The RBI analysis is a decision-making technique that enables asset managers to identify the risk related to failure of their most critical systems and components, with an effect on safety, environmental and business related issues. Risk is a measure of possible loss or injury, and is expressed as the combination of the incident probability and its consequences. A component may have several associated risk levels depending on the different consequences of failure and the different probabilities of those failures occurring.
Microbiologically Influenced Corrosion (MIC) is a degradation mechanism that has received increased attention from corrosion engineers and asset operators in the past decades. In this paper, the most recent models that have been developed in order to assess the impact of MIC on asset integrity will be presented and discussed.

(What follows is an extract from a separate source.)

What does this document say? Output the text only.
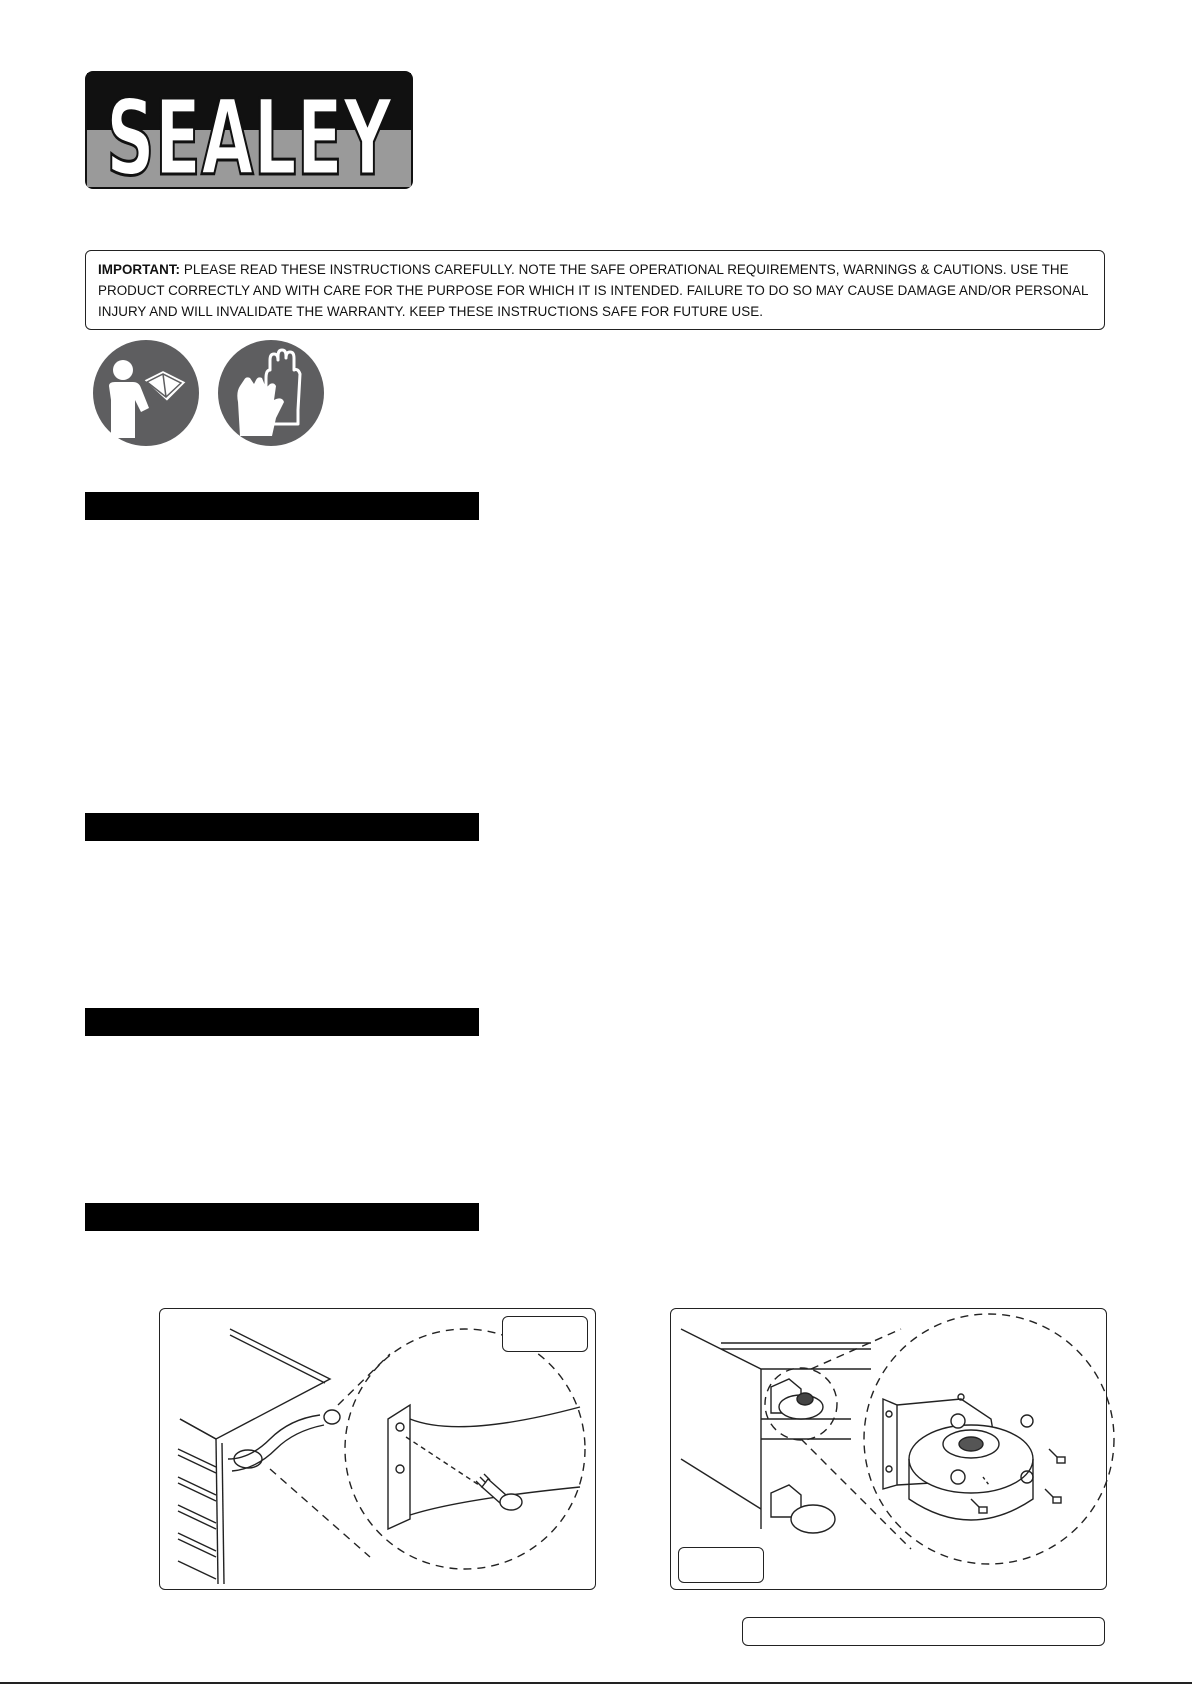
SEALEY
IMPORTANT: PLEASE READ THESE INSTRUCTIONS CAREFULLY. NOTE THE SAFE OPERATIONAL REQUIREMENTS, WARNINGS & CAUTIONS. USE THE PRODUCT CORRECTLY AND WITH CARE FOR THE PURPOSE FOR WHICH IT IS INTENDED. FAILURE TO DO SO MAY CAUSE DAMAGE AND/OR PERSONAL INJURY AND WILL INVALIDATE THE WARRANTY. KEEP THESE INSTRUCTIONS SAFE FOR FUTURE USE.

From a risk perspective, MIC is not satisfactorily assessed by the current models and the models lack a proper view of the MIC threat. Therefore, a review of known parameters that affect MIC is presented. The mapping and identification of parameters is based on the review of past models and an extensive up-to date literature study.
The parameters are discussed and subsequently combined in a novel procedure that allows assessment of MIC in a RBI analysis. The procedure is sub-divided into one screening step and a detailed assessment, which fits the recommended approach to assess risk in a RBI analysis.
To illustrate the practical application of the developed procedure a field case is presented.